Bank of New York Mellon v. Mestre
159 So. 3d 953
| Fla. Dist. Ct. App. | 2015Background
- Bank of New York Mellon sued to foreclose a mortgage against Hector and Veronica Mestre.
- The Mestres moved to strike Bank’s pleadings alleging the mortgage signatures were forged; after an evidentiary hearing the court struck Bank’s pleading with prejudice and found the signatures were not the Mestres’. The court reserved attorney’s fees to be determined later but denied sanctions against counsel.
- Bank sought leave to amend to assert an equitable lien; the trial court issued conflicting August 1, 2013 orders both granting and denying leave to amend; a second judge later entered an order granting leave (which the second judge later attempted to rescind nunc pro tunc).
- The Mestres moved for attorney’s fees; the second judge first entered an order awarding fees, then entered a later contradictory order denying fees; the first judge later vacated the denial as clerical error and reinstated the fee award of $20,068.75.
- Ultimately the court denied Bank’s motion for leave to amend and dismissed the action without prejudice. Bank appealed the attorney’s-fees award. The Mestres did not file an answer brief.
Issues
| Issue | Plaintiff's Argument (Bank) | Defendant's Argument (Mestres) | Held |
|---|---|---|---|
| Whether Mestres were entitled to attorney’s fees under the mortgage contract | Contractual fee clause cannot apply because the mortgage was void due to forgery; no contract exists to support fees | Fees awarded based on the court’s earlier April 29, 2013 order finding entitlement and amount to be determined | Court: No contractual basis—mortgage found forged and void, so contract-based fees precluded |
| Whether statutory authority (§57.105) supports fees | §57.105(7) cannot support fees where contract never existed | Mestres abandoned statutory argument on appeal and relied on court order | Court: No statutory basis shown; Mestres abandoned the statutory claim |
| Whether fees could be awarded under inequitable-conduct / sanction doctrines (Bitterman/Moakley) | Any equitable or sanction award requires express factual findings of bad faith; record lacks such findings | Mestres relied on April 29 order and subsequent orders as grounds for fees; argued entitlement was already determined | Court: Moakley/Bitterman inapplicable—trial court expressly found no improprieties by counsel and declined sanctions; no detailed bad-faith findings |
| Whether the fee orders should be vacated given procedural confusion and conflicting orders | Bank challenged the fee awards as unsupported and procedurally flawed | Mestres relied on trial court rulings awarding fees and on clarification vacating the denial as clerical error | Court: Reversed the attorney’s-fees award and vacated the fee-related orders (April 29, Oct 30, May 1) to the extent they determined entitlement or amount of fees |
Key Cases Cited
- Fla. Dep’t of Corr. v. Schwarz, 134 So.3d 1002 (Fla. 1st DCA 2012) (premature notice of appeal becomes effective upon entry of a later final order)

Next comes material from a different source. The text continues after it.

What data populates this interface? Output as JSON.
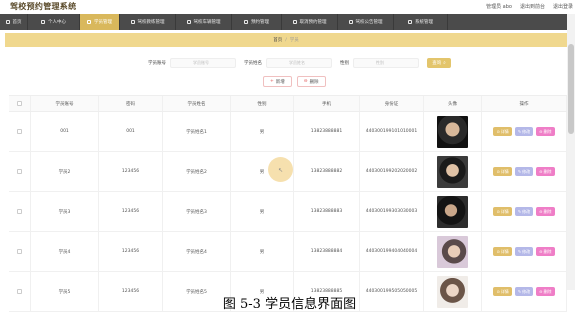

- Jamnadas v. Singh, 731 So.2d 69 (Fla. 5th DCA 1999) (a forged mortgage is void)
- Se. Bank, N.A. v. Sapp, 554 So.2d 1193 (Fla. 1st DCA 1989) (forged mortgage is a legal nullity)
- Leitman v. Boone, 439 So.2d 318 (Fla. 3d DCA 1983) (if no contract formed, fee provisions cannot be enforced)
- Fla. Patient’s Comp. Fund v. Rowe, 472 So.2d 1145 (Fla. 1985) (Florida follows American Rule: fees available only by statute or agreement)
- Standard Guar. Ins. Co. v. Quanstrom, 555 So.2d 828 (Fla. 1990) (modification of Rowe principles)
- Bitterman v. Bitterman, 714 So.2d 356 (Fla. 1998) (inequitable-conduct doctrine may authorize fees absent statute or contract)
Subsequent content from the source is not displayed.